By making the a priori assumption that we are equally likely to be anywhere along the chronological list of humans, the Doomsday argument implies that our position n is correlated with the future total number of humans, N.
But if the many-worlds interpretation of quantum theory is correct then all futures will exist with all values of N. In that case our position n is not correlated with any particular future with a particular value of N.
Thus, as it seems reasonable that we cannot predict the future of the human race, can we use the failure of the Doomsday argument as evidence for the many-worlds interpretation?

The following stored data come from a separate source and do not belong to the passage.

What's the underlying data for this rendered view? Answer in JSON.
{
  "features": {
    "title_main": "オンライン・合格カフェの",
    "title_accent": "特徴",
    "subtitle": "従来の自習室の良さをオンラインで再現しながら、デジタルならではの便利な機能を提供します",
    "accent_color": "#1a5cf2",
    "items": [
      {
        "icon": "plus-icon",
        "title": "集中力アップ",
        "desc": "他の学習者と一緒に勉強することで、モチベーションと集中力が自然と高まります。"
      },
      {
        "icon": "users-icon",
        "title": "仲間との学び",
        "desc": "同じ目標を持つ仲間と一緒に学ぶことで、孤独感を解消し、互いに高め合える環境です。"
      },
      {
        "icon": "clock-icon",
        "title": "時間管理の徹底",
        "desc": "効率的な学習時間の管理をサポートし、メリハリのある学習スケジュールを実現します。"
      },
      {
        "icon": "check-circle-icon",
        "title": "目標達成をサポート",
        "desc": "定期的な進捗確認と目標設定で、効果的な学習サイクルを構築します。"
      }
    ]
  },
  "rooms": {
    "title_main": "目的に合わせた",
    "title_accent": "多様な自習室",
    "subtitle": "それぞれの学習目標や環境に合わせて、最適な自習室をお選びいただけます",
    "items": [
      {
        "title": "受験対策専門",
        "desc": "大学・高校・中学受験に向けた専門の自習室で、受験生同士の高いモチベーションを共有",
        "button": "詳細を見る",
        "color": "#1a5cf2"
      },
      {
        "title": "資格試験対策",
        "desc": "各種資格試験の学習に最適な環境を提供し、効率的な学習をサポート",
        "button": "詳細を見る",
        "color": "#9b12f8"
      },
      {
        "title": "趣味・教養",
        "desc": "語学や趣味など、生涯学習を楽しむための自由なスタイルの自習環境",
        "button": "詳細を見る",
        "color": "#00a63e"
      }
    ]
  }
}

Using Bayes's Theorem the probability of the total population N given our position n, P(N|n) is P(N|n) = P(n|N)P(N) / P(n).
If we assume prior complete ignorance of n and N then we should use the improper priors P(N)=1/N and P(n)=1/n.
Assuming a uniform probability for our position n given a particular total population size N, P(n|N)=1/N, we find that Bayes's theorem says
P(N|n) = n / N^2.
This is the Doomsday argument prediction. It implicitly assumes only one future with some particular total population N with prior probability P(N)=1/N.
But in the many-worlds scenario we would have many futures with many values of total population N weighted by the function W(N)=1/N. The probability of our position n would then be given by the sum
P(n) = Sum[N=n to infinity] P(n|N) W(N)
P(n) = Sum[N=n to infinity] 1/N * 1/N = 1 / n
As mentioned above the probability P(n)=1/n and W(N)=1/N implies total ignorance. Therefore in the many-worlds scenario if we lived until the end of the human race our birth position n would not tell us anything about the final population size N that any particular version of ourselves will experience.